Christoph Büchel’s Piccadilly Community Centre: an exciting example of social practice.

J.J. Charlesworth’s “Hidden Intentions,” (Art Review, December 2011) introduced me to this brilliant intervention transforming the tony Central London Hauser & Wirth location (formerly a bank) into a working social centre, and not just for in-the-know art students, but for the public—senior citizens, yoga practitioners and so on. Piccadilly Circus is a popular tourist’s nexus like Times Square, where simply winding through crowds, dodging street salesmen, and finding a restroom can be exhausting. So Büchel’s gesture of turning an exclusive, expensive, private space into a rambunctious, free, public one is quite satisfying. I was also intrigued to read that

much was made of whether Büchel’s project was a comment on David Cameron’s ‘Big Society’

I find Büchel’s responsiveness commendable.

On irony, and bridging the divide between art and life

“Hidden Intentions” is not an exhibition review, but a speculative essay. Charlesworth also examines Matthew Darbyshire’s faux loft ads at Herald Street, writing that it

is interesting because, like Büchel’s community centre, it points backwards to interrogate the capacity of the viewer to recognise the gesture as ironic. Because irony always implies a ‘double’ audience—those who accept the gesture at face value and those who realise the gesture is simulated intentionally—it also implies a form of superiority, which is often couched in terms of criticism of another….

This is art that writes itself into the fabric of everyday life with only the fading trace of the artist as proof of its reality as a sort of ironic gesture, and in which the work’s audience is made complicity with the artist’s manipulation of the world of others…. Of course, it still needs the institutional frame of the artworld to allow it to happen, but in doing so, it takes to an extreme the postmedium scope of current artistic possibility, where in the end, the only thing that is distinguishable is the discursive setup of the artworld itself.

Conflict aids creativity?

So argues Jonah Lehrer in “Group Think: The Brainstorming Myth” (The New Yorker, January 20, 2o12).
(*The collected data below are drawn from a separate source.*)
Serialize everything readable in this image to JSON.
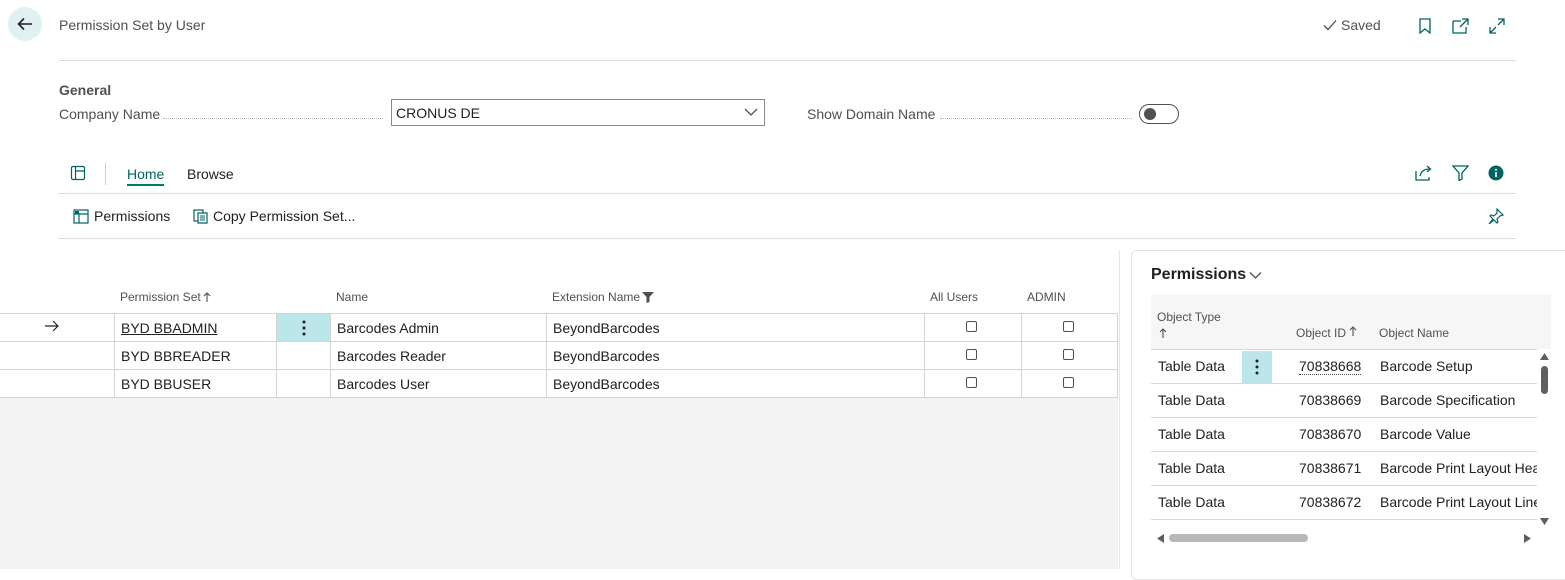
{
  "header": {
    "title": "Permission Set by User",
    "saved_label": "Saved"
  },
  "general": {
    "section_title": "General",
    "company_label": "Company Name",
    "company_value": "CRONUS DE",
    "domain_label": "Show Domain Name",
    "show_domain": false
  },
  "tabs": [
    {
      "label": "Home",
      "active": true
    },
    {
      "label": "Browse",
      "active": false
    }
  ],
  "actions": {
    "permissions": "Permissions",
    "copy": "Copy Permission Set..."
  },
  "grid": {
    "columns": [
      "Permission Set",
      "Name",
      "Extension Name",
      "All Users",
      "ADMIN"
    ],
    "rows": [
      {
        "set": "BYD BBADMIN",
        "name": "Barcodes Admin",
        "extension": "BeyondBarcodes",
        "all_users": false,
        "admin": false,
        "selected": true
      },
      {
        "set": "BYD BBREADER",
        "name": "Barcodes Reader",
        "extension": "BeyondBarcodes",
        "all_users": false,
        "admin": false,
        "selected": false
      },
      {
        "set": "BYD BBUSER",
        "name": "Barcodes User",
        "extension": "BeyondBarcodes",
        "all_users": false,
        "admin": false,
        "selected": false
      }
    ]
  },
  "panel": {
    "title": "Permissions",
    "columns": {
      "object_type": "Object Type",
      "object_id": "Object ID",
      "object_name": "Object Name"
    },
    "rows": [
      {
        "type": "Table Data",
        "id": "70838668",
        "name": "Barcode Setup"
      },
      {
        "type": "Table Data",
        "id": "70838669",
        "name": "Barcode Specification"
      },
      {
        "type": "Table Data",
        "id": "70838670",
        "name": "Barcode Value"
      },
      {
        "type": "Table Data",
        "id": "70838671",
        "name": "Barcode Print Layout Hea"
      },
      {
        "type": "Table Data",
        "id": "70838672",
        "name": "Barcode Print Layout Line"
      }
    ]
  },
  "colors": {
    "accent": "#00796b",
    "selection": "#bde6ea",
    "back_bg": "#dff1f3"
  }
}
He presents evidence contrary to the widely-accepted prohibition against criticism in brainstorming:

According to [psychology professor Charlan] Nemeth, … “…debate… will always be more productive. True creativity requires some trade-offs.”

To Lehrer and Nemeth, I’d respond with a constructively critical, “Yes, but…”
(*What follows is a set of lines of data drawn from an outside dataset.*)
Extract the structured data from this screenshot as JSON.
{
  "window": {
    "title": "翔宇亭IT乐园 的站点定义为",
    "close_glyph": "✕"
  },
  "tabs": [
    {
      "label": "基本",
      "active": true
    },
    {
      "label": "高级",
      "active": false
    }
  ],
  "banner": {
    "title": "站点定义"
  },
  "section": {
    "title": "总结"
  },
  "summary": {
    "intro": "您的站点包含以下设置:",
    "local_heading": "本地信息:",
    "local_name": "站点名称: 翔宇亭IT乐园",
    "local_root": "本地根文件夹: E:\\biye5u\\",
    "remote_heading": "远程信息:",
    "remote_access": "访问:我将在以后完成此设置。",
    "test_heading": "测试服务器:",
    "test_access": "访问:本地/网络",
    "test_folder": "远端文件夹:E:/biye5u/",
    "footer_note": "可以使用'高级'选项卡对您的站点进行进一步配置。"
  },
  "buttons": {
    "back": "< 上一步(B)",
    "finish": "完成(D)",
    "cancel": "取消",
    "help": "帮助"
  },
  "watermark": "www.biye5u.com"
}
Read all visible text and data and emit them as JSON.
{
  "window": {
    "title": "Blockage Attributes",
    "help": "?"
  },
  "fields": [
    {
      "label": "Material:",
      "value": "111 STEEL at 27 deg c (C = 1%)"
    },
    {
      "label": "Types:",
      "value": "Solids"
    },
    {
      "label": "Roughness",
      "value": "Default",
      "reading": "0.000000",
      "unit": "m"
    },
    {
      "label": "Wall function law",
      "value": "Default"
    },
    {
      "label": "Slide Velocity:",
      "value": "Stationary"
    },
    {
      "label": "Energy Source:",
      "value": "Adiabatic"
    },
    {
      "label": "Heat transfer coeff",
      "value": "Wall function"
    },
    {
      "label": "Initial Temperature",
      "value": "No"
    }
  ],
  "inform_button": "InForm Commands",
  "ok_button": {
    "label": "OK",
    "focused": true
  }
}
Positive Sign #1, 2011, glitter and fluorescent pen with holographic foil print on gridded vellum, 8.5 × 11 in / 21.5 × 28 cm

Consider Mihaly Csikszentmihalyi‘s five stages of the creative process: preparation, incubation, insight, evaluation, and elaboration. I would think that debate is productive in some stages (such as evaluation and elaboration) and not others (such as preparation, incubation, and insight).

Perhaps more even-handed: sociologist Brian Uzzi analyzed musicals to find correspondences between social intimacy among creators and box office and critical success.
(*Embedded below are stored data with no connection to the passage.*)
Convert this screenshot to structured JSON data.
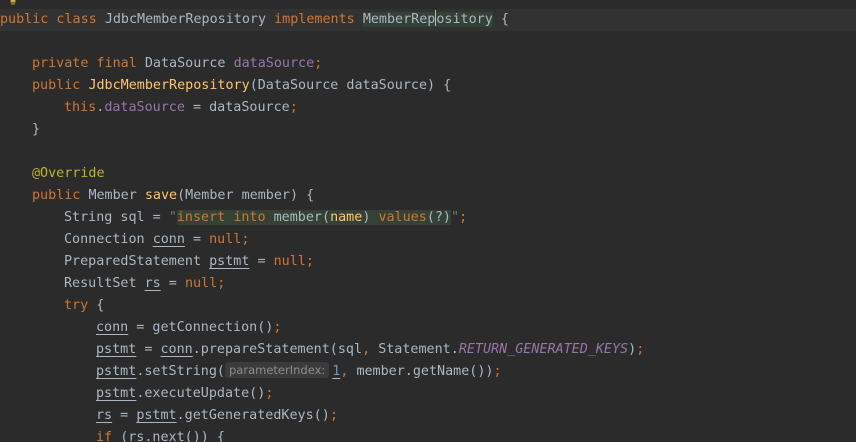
{
  "editor": {
    "lines": {
      "l1": {
        "t1": "public class ",
        "t2": "JdbcMemberRepository",
        "t3": " implements ",
        "t4a": "MemberRep",
        "t4b": "ository",
        "t5": " {"
      },
      "l2": {
        "t1": "private final ",
        "t2": "DataSource ",
        "t3": "dataSource",
        "t4": ";"
      },
      "l3": {
        "t1": "public ",
        "t2": "JdbcMemberRepository",
        "t3": "(DataSource dataSource) {"
      },
      "l4": {
        "t1": "this",
        "t2": ".",
        "t3": "dataSource",
        "t4": " = dataSource",
        "t5": ";"
      },
      "l5": {
        "t1": "}"
      },
      "l6": {
        "t1": "@Override"
      },
      "l7": {
        "t1": "public ",
        "t2": "Member ",
        "t3": "save",
        "t4": "(Member member) {"
      },
      "l8": {
        "t1": "String sql = ",
        "t2": "\"",
        "s1": "insert ",
        "s2": "into ",
        "s3": "member(",
        "s4": "name",
        "s5": ") ",
        "s6": "values",
        "s7": "(?)",
        "t3": "\"",
        "t4": ";"
      },
      "l9": {
        "t1": "Connection ",
        "t2": "conn",
        "t3": " = ",
        "t4": "null",
        "t5": ";"
      },
      "l10": {
        "t1": "PreparedStatement ",
        "t2": "pstmt",
        "t3": " = ",
        "t4": "null",
        "t5": ";"
      },
      "l11": {
        "t1": "ResultSet ",
        "t2": "rs",
        "t3": " = ",
        "t4": "null",
        "t5": ";"
      },
      "l12": {
        "t1": "try ",
        "t2": "{"
      },
      "l13": {
        "t1": "conn",
        "t2": " = getConnection()",
        "t3": ";"
      },
      "l14": {
        "t1": "pstmt",
        "t2": " = ",
        "t3": "conn",
        "t4": ".prepareStatement(sql",
        "t5": ", ",
        "t6": "Statement.",
        "t7": "RETURN_GENERATED_KEYS",
        "t8": ")",
        "t9": ";"
      },
      "l15": {
        "t1": "pstmt",
        "t2": ".setString(",
        "hint": "parameterIndex:",
        "t3": "1",
        "t4": ", ",
        "t5": "member.getName())",
        "t6": ";"
      },
      "l16": {
        "t1": "pstmt",
        "t2": ".executeUpdate()",
        "t3": ";"
      },
      "l17": {
        "t1": "rs",
        "t2": " = ",
        "t3": "pstmt",
        "t4": ".getGeneratedKeys()",
        "t5": ";"
      },
      "l18": {
        "t1": "if ",
        "t2": "(",
        "t3": "rs",
        "t4": ".next()) {"
      }
    },
    "colors": {
      "background": "#2b2b2b",
      "keyword": "#cc7832",
      "function": "#ffc66d",
      "field": "#9876aa",
      "string": "#6a8759",
      "number": "#6897bb",
      "annotation": "#bbb529"
    },
    "icons": {
      "gutter": "lightbulb-icon"
    }
  }
}
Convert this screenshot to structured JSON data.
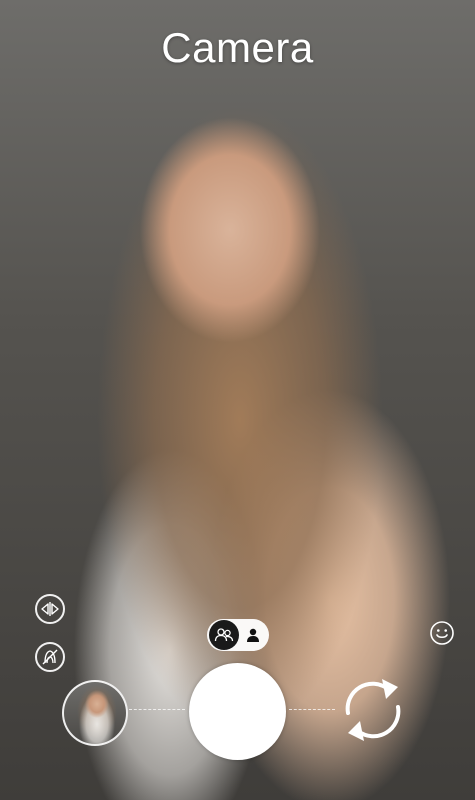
{
  "app": {
    "title": "Camera"
  },
  "controls": {
    "mirror_icon": "flip-horizontal-icon",
    "beauty_off_icon": "face-beauty-off-icon",
    "mode_group_icon": "group-people-icon",
    "mode_single_icon": "single-person-icon",
    "smile_icon": "smile-icon",
    "switch_camera_icon": "switch-camera-icon",
    "selected_mode": "group"
  },
  "colors": {
    "overlay_white": "#ffffff",
    "toggle_active_bg": "#1a1a1a"
  }
}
“The best Broadway teams, by far, were those with a mix of relationships,” Uzzi says. “These teams had some old friends, but they also had newbies. This mixture meant that artists could interact efficiently—they had a familiar structure to fall back on—but they also managed to incorporate some new ideas. They were comfortable, but not too comfortable.”

For artists considering creative and professional collaborators, choose carefully.

Lehrer also makes an exemplar of the MIT “rad lab”—where a disused building became home to divergent departments, creating spillover, and presumably, lending interdisciplinary gusto to the work of Chompsky, Bose, and other paradigm shifters. Lehrer concludes

The lesson of Building 20 is that when the composition is right—enough people with different perspectives running into on another in unpredictable ways—the group dynamic will take care of itself…. The most creative spaces are those which hurl us together.

I cringed when I read that last sentence, after my experiences in open-plan studios in graduate school. Unwanted intrusions can make focusing attention seem like a Herculean task. Being hurled together say, when you’re reading or trying to resolve an artwork, with someone taking a phone call or playing music, is not creative, but torturous. Psychologist Jonathan Haidt points out that humans can adapt to many things, but we never adapt to intermittent noise:

Research shows that people who must adapt to new and chronic sources of noise … never fully adapt, and even studies find some adaptation still find evidence of impairment on cognitive tasks. Noise, especially noise that is variable or intermittent, interferes with concentration and increases stress. It’s worth striving to remove sources of noise in your life.

Jonathan Haidt, The Happiness Hypothesis, New York: Basic Books (2006) 92.